No, it's not okay to punch Nazis
Punching Nazis might sound satisfying, but if we want to uphold our morality, both individually and societally, we must find other means to mitigate the threat of fascism.
It's not okay to punch anyone
On a gut level, it might feel good to see someone as evil as a Nazi get punched. However, pacifists realize that violence is an evil in and of itself, and even the worst people deserve to be treated humanely.
In the face of evils like bigotry and fascism, it’s tempting to take the eye-for-an-eye route, punching Nazis as an attempt at retribution. However, this approach only causes more of the violence we are trying to avoid.
They made their choice to be hateful so they must accept the consequences
It is not up for outsiders to judge resistance movements
We (as observers) will never know the full extent of the harm caused by Neo-Nazis and other hateful groups. Morally policing the actions of a group is a further act of opression that works to de-legitimize their struggle and give the illusion that there is some kind of shared culpability, when a group is actually acting in defence.
Whether it is OK to punch Nazis or not doesn't fit in to the "yes or no" framework
Justification for violence must always be contextualised.

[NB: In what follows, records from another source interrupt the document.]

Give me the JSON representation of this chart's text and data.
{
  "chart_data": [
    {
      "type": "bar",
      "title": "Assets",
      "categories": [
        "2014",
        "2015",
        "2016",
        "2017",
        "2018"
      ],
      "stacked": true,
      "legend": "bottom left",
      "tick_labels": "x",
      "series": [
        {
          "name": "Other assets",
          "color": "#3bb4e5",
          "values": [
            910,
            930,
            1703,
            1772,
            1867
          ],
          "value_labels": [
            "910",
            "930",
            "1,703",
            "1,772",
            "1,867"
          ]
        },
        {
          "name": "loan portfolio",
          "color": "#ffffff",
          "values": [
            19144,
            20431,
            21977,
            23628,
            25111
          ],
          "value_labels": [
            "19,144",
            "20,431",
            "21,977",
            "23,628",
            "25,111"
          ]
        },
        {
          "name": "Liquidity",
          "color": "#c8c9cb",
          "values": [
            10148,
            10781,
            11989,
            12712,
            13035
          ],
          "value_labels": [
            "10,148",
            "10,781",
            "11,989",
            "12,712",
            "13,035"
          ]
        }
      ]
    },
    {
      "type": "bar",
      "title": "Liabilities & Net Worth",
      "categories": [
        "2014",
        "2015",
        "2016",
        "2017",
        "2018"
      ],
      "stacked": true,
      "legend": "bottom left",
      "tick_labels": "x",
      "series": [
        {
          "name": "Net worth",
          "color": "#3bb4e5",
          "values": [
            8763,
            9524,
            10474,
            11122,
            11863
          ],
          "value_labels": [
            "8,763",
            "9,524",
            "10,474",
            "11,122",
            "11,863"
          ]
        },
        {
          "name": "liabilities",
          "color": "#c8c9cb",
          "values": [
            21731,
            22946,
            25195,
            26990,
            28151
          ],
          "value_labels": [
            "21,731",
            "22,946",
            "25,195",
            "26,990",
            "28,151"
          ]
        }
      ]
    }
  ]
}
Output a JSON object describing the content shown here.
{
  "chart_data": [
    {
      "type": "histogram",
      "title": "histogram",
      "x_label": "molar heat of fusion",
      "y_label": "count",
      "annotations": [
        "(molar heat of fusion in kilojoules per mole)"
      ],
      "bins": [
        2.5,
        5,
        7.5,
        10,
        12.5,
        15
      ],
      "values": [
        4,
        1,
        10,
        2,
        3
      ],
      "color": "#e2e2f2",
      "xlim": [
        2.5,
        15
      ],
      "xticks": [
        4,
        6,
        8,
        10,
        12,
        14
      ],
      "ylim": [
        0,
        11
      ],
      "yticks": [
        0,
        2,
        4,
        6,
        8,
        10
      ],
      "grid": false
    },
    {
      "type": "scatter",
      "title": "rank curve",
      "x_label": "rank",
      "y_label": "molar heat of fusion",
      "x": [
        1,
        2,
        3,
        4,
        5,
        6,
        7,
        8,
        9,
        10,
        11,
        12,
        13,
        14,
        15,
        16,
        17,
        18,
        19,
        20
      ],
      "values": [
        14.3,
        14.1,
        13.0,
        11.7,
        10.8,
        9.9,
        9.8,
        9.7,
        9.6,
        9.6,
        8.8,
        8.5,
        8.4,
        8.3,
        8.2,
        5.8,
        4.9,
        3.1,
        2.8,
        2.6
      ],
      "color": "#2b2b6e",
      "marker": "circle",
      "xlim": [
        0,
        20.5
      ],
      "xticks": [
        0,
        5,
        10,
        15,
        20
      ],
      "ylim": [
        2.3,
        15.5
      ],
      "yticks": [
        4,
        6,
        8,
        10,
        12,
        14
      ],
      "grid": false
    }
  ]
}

The appropriateness of punching a Nazi is determined by actual circumstances
Because violence doesn't work in predictable ways, there is no universal answer about whether it is okay to punch a Nazi. The consequences of violence should be weighted against the distinct threat of harm posed by the specific Nazi in question. One would have to look at the circumstances of the situation, such as deciding if there is an immediate risk of supporters retaliating.